Billy Kane's lips had tightened, his eyelids had drooped still lower. It was only a bare fraction of an inch at most-if at all-but it seemed that door had moved again. His words were coming barely above a whisper now.
"There's only one way he can get anything out of those rubies, and that's through a 'fence.' They're no good to him unless he can cash in.
He'll try to get rid of some of them as soon as he can. How soon depends on how well he knows his way about. But he's probably slick enough to have got a line on a blind uncle or two. All right! The police, of course, have pa.s.sed the word down the line, but here's where we put one over on the police. There's some of the joints they don't know-we know them all. Kane might get away from the police there-but he can't get away from _us_ on that deal. I want every 'fence' in New York tipped off that he's to stall on the job the minute he gets his lamps on a ruby that's being shoved his way, and that instead of opening up to the police he's to wise us up on the hop. That's all for a starter-and now go to it!"
Red Vallon drew in his breath noisily, as though he were sucking at some luscious and juicy fruit.

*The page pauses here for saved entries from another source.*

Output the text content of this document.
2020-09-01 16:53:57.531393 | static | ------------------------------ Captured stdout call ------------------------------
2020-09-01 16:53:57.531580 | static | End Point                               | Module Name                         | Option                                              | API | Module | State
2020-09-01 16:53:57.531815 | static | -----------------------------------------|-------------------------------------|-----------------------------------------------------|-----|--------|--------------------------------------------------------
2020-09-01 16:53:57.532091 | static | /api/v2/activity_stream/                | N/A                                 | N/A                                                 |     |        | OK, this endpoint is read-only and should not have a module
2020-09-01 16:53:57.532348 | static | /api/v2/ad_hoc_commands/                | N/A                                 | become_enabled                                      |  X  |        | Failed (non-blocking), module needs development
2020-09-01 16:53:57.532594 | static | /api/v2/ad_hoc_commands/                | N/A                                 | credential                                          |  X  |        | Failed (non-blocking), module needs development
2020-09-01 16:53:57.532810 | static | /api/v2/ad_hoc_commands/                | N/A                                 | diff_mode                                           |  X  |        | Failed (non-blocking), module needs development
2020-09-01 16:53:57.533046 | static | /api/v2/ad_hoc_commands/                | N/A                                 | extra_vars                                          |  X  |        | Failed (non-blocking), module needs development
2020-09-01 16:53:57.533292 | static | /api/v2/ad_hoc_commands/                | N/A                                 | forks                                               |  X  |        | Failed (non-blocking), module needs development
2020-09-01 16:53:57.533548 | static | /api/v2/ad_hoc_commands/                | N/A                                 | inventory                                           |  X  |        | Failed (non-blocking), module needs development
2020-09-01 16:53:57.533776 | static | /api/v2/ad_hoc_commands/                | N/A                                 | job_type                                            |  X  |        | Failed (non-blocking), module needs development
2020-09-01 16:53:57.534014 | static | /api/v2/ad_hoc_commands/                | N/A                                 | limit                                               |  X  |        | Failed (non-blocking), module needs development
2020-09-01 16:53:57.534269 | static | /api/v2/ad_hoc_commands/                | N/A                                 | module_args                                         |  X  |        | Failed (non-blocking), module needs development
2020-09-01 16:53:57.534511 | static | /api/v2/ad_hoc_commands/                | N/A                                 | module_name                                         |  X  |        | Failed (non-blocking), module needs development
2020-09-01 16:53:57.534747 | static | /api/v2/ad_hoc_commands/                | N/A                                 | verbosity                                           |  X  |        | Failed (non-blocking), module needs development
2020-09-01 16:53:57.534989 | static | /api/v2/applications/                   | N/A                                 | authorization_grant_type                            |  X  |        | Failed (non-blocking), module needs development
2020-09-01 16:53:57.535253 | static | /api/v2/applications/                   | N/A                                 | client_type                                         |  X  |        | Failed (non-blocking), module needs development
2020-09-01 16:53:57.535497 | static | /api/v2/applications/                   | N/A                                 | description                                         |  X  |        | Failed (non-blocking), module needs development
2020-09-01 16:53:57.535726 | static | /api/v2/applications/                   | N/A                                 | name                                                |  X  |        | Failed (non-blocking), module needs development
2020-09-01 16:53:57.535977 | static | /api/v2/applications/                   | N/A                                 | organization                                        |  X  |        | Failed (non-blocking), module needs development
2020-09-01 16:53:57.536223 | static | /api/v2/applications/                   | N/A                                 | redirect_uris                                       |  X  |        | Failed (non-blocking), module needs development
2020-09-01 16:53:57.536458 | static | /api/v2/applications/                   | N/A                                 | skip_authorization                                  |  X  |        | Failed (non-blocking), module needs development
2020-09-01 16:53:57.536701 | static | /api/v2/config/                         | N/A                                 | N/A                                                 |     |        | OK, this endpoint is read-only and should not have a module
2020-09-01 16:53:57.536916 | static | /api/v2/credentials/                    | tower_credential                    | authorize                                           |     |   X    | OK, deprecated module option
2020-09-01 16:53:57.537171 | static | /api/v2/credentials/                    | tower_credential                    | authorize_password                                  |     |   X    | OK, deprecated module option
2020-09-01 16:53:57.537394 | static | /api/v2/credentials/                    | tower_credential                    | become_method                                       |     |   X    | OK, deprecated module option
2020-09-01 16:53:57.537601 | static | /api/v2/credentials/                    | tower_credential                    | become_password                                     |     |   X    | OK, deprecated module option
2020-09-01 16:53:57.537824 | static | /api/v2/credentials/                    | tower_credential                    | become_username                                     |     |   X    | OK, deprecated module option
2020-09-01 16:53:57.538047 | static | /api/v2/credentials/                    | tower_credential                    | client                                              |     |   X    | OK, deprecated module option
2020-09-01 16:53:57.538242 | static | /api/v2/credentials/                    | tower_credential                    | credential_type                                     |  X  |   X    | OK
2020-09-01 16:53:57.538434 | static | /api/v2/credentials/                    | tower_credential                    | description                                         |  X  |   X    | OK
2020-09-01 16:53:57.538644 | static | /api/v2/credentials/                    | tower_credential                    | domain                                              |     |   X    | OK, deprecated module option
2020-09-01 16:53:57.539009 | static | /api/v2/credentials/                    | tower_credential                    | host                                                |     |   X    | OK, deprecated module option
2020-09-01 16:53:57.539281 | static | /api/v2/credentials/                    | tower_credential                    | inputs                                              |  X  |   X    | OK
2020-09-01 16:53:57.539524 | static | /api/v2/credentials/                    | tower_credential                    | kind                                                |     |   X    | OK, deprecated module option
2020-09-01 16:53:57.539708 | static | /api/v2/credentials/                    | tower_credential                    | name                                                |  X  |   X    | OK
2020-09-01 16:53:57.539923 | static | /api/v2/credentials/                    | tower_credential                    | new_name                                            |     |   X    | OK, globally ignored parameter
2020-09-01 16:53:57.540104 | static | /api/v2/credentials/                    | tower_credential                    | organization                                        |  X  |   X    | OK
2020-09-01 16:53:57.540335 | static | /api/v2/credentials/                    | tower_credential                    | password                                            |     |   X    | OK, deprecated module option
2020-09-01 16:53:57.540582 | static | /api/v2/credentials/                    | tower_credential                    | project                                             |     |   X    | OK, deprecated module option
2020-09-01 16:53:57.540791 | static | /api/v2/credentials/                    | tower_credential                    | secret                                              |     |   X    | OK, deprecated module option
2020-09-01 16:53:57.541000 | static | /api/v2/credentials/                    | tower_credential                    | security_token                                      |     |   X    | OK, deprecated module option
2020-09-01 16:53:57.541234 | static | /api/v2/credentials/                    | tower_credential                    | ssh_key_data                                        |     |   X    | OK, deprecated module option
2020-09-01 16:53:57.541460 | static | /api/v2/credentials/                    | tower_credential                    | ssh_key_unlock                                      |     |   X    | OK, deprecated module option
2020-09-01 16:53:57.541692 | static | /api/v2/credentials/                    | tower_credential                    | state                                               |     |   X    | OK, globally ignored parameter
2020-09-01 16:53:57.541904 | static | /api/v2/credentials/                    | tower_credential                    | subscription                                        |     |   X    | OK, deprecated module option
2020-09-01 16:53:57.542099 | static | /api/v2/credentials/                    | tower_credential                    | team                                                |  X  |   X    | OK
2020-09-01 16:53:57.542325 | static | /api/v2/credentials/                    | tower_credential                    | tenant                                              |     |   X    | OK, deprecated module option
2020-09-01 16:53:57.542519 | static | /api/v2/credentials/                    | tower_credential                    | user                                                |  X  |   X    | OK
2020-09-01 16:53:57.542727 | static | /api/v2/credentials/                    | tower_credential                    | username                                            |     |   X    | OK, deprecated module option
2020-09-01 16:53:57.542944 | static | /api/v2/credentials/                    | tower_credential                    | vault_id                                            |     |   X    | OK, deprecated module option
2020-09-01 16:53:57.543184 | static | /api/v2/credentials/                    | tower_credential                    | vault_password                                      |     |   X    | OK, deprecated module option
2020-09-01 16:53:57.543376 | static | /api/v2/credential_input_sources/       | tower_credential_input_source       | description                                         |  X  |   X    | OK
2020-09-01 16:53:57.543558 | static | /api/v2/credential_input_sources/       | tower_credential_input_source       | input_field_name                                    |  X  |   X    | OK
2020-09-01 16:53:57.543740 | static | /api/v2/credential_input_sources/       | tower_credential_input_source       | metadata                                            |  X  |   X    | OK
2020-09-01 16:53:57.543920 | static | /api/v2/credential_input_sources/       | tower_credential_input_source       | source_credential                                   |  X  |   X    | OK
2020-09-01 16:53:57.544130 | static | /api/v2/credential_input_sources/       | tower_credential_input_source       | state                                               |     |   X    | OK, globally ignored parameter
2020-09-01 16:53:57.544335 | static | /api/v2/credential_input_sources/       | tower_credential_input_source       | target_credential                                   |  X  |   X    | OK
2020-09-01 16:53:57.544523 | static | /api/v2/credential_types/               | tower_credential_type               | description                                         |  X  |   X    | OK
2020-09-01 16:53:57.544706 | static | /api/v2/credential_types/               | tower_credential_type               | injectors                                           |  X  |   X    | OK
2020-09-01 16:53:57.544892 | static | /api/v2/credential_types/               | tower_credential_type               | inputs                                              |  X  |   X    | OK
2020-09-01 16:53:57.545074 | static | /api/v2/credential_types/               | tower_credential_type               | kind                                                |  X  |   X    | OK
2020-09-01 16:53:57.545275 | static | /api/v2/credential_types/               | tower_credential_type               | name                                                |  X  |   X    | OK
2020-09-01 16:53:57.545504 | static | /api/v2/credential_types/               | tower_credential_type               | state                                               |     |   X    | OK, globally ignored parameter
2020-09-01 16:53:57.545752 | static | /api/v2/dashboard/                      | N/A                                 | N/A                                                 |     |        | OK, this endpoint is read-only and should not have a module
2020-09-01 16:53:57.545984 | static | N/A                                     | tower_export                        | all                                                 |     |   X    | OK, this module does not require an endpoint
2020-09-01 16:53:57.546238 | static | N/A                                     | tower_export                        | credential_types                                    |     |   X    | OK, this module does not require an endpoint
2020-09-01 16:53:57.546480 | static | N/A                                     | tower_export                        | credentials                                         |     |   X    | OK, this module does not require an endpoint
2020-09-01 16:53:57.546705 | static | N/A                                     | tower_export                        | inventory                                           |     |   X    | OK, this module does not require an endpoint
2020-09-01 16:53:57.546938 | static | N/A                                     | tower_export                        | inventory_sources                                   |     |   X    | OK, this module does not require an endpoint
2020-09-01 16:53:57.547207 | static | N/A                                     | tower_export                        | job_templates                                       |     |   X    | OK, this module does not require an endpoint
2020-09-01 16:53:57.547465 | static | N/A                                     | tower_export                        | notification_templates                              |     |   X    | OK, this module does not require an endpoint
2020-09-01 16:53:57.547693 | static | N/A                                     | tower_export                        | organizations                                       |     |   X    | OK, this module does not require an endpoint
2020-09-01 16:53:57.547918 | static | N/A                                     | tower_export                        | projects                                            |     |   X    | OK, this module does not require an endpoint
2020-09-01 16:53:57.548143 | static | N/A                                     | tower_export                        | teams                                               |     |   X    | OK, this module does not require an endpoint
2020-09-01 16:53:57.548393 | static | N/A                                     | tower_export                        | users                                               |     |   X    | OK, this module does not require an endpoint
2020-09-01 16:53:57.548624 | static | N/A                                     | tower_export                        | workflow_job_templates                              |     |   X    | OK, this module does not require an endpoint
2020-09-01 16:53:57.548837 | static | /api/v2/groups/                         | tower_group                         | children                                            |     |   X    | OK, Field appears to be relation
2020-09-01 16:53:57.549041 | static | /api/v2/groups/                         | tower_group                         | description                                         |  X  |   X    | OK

"Some head, Bundy!" he applauded with undisguised admiration, as he pushed away his chair and stood up. "Sure, we'll go to it! Karlin's running the Merxler game to-night; but I'll start this other thing b.u.mping along on the high gear. What about the reports? Who'll the boys make 'em to? You? Here?"
It was a moment before Billy Kane answered. It was the one thing he must have, the one thing upon which he was staking everything-an intimate knowledge of the result of every move made in this game that he had initiated, and, beyond that again, it was vital that he, and no one else should control each successive move. But Whitie Jack was gone for the night. In one way he deplored that fact, in another way he was relieved.
If it was only imagination, if there was no one crouching there now on the other side of that secret door, Whitie Jack's presence would not matter, but otherwise-his mind leaped to that other point-if Whitie Jack was not here to perform those very necessary introductions, and Red Vallon's messengers came, messengers that he would be supposed to know but would not be able to recognize, it would spell almost certain disaster, and--
"There isn't anything likely to break to-night, Red," he said deliberately. "If there does you look after it; or if it's anything very important you come here yourself. I want to get a night's sleep if I can, I'm feeling pretty rocky. But I ought to be on my feet to-morrow, and in the morning you can swing the whole business over to me, and I'll run it."
"Attaboy!" said Red Vallon heartily. "See you in the morning, then."
Karlin too had risen from his chair.
"Good-night, Bundy!" he said-and grinned. "I pay you the compliment of being the trickiest crook unhung!"
IX-BEHIND THE DOOR
The door closed behind the two men. Billy Kane lay motionless, save that, as they climbed to the street and their footsteps echoed back from the stairs, his hand, gripping his revolver, stole silently from his pocket. There was a grim whiteness around his set lips. His ears strained to catch the slightest sound from within the room, and strained to catch the last echo of those retreating footfalls. He dared not make a move until they were well away-out of earshot, say, of a revolver report. If it were fancy, if the movement of that door were only his imagination unhealthily stimulated, and unhealthily preying upon his nerves, he would at least put an end to it in short order now! The steps rang faintly back from the pavement, still more faintly, and were lost.
And then Billy Kane spoke-a cold deadly monotony in his voice:
"Those boards are thin! Come out into the room with your hands up before I count three, or I'll put a bullet through. One-two--"
There was a laugh, undisguised in its mockery, but low and musical. The door, bizarre and grotesque in its zigzag projections, due to its ingenious adherence to the natural joints in the wall boards, swung open wide, and a woman stood in the room.